Actively Learning Reinforcement Learning: A Stochastic Optimal Control Approach
Mohammad S. Ramadan, Mahmoud A. Hayajnh, Michael T. Tolley, Kyriakos G. Vamvoudakis
TL;DR
This work addresses RL's vulnerability to model mismatch and safety concerns by embedding active information gathering into a stochastic optimal control (SOC) framework. It replaces the intractable, full information-state DP with an EKF-based wide-sense approximation and optimizes a policy via Deterministic Policy Gradient (DDPG) on the reduced state, yielding an agent that autonomously balances caution (safety under uncertainty) and probing (information gathering).

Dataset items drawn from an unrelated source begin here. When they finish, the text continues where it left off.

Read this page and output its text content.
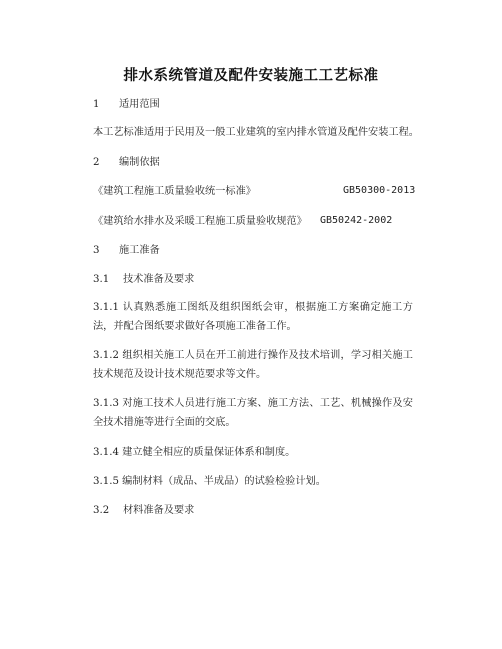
排水系统管道及配件安装施工工艺标准
1 适用范围
本工艺标准适用于民用及一般工业建筑的室内排水管道及配件安装工程。
2 编制依据
《建筑工程施工质量验收统一标准》	GB50300-2013
《建筑给水排水及采暖工程施工质量验收规范》 GB50242-2002
3 施工准备
3.1 技术准备及要求
3.1.1 认真熟悉施工图纸及组织图纸会审，根据施工方案确定施工方法，并配合图纸要求做好各项施工准备工作。
3.1.2 组织相关施工人员在开工前进行操作及技术培训，学习相关施工技术规范及设计技术规范要求等文件。
3.1.3 对施工技术人员进行施工方案、施工方法、工艺、机械操作及安全技术措施等进行全面的交底。
3.1.4 建立健全相应的质量保证体系和制度。
3.1.5 编制材料（成品、半成品）的试验检验计划。
3.2 材料准备及要求
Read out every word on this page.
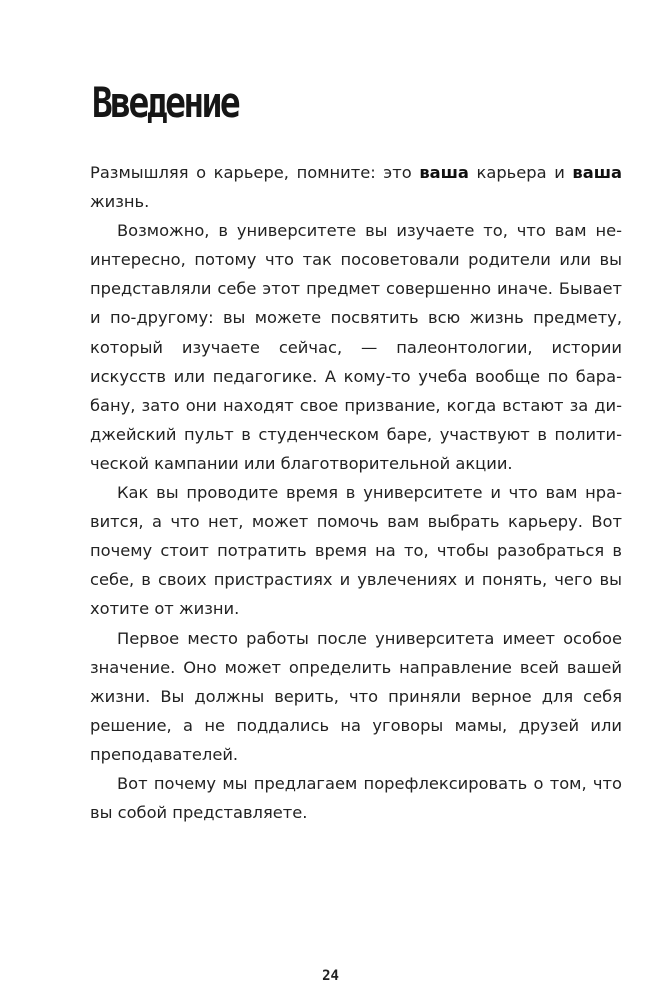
Введение

Размышляя о карьере, помните: это ваша карьера и ваша жизнь.

Возможно, в университете вы изучаете то, что вам неинтересно, потому что так посоветовали родители или вы представляли себе этот предмет совершенно иначе. Бывает и по-другому: вы можете посвятить всю жизнь предмету, который изучаете сейчас, — палеонтологии, истории искусств или педагогике. А кому-то учеба вообще по барабану, зато они находят свое призвание, когда встают за диджейский пульт в студенческом баре, участвуют в политической кампании или благотворительной акции.

Как вы проводите время в университете и что вам нравится, а что нет, может помочь вам выбрать карьеру. Вот почему стоит потратить время на то, чтобы разобраться в себе, в своих пристрастиях и увлечениях и понять, чего вы хотите от жизни.

Первое место работы после университета имеет особое значение. Оно может определить направление всей вашей жизни. Вы должны верить, что приняли верное для себя решение, а не поддались на уговоры мамы, друзей или преподавателей.

Вот почему мы предлагаем порефлексировать о том, что вы собой представляете.

24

Key contributions include (i) a SOC-informed RL formulation with information-state tracking and a SOC-aware objective, (ii) an EKF-based tractable approximation of the information state, and (iii) an SOC-adapted DDPG algorithm with a gradient expression $\nabla_\theta J_\theta = \mathbb{E}[ \nabla_u \mathcal{Q}(\hat{\pi},u) \nabla_\theta \mu_\theta(\hat{\pi}) ]$. A numerical example shows the proposed method stabilizes a nonlinear partially observed system and avoids the divergence observed with certainty-equivalence LQG, while achieving acceptable performance with reasonable computation, highlighting its potential for safer, data-efficient control in real-world RL tasks.
Abstract
In this paper we propose a framework towards achieving two intertwined objectives: (i) equipping reinforcement learning with active exploration and deliberate information gathering, such that it regulates state and parameter uncertainties resulting from modeling mismatches and noisy sensory; and (ii) overcoming the computational intractability of stochastic optimal control. We approach both objectives by using reinforcement learning to compute the stochastic optimal control law. On one hand, we avoid the curse of dimensionality prohibiting the direct solution of the stochastic dynamic programming equation. On the other hand, the resulting stochastic optimal control reinforcement learning agent admits caution and probing, that is, optimal online exploration and exploitation. Unlike fixed exploration and exploitation balance, caution and probing are employed automatically by the controller in real-time, even after the learning process is terminated. We conclude the paper with a numerical simulation, illustrating how a Linear Quadratic Regulator with the certainty equivalence assumption may lead to poor performance and filter divergence, while our proposed approach is stabilizing, of an acceptable performance, and computationally convenient.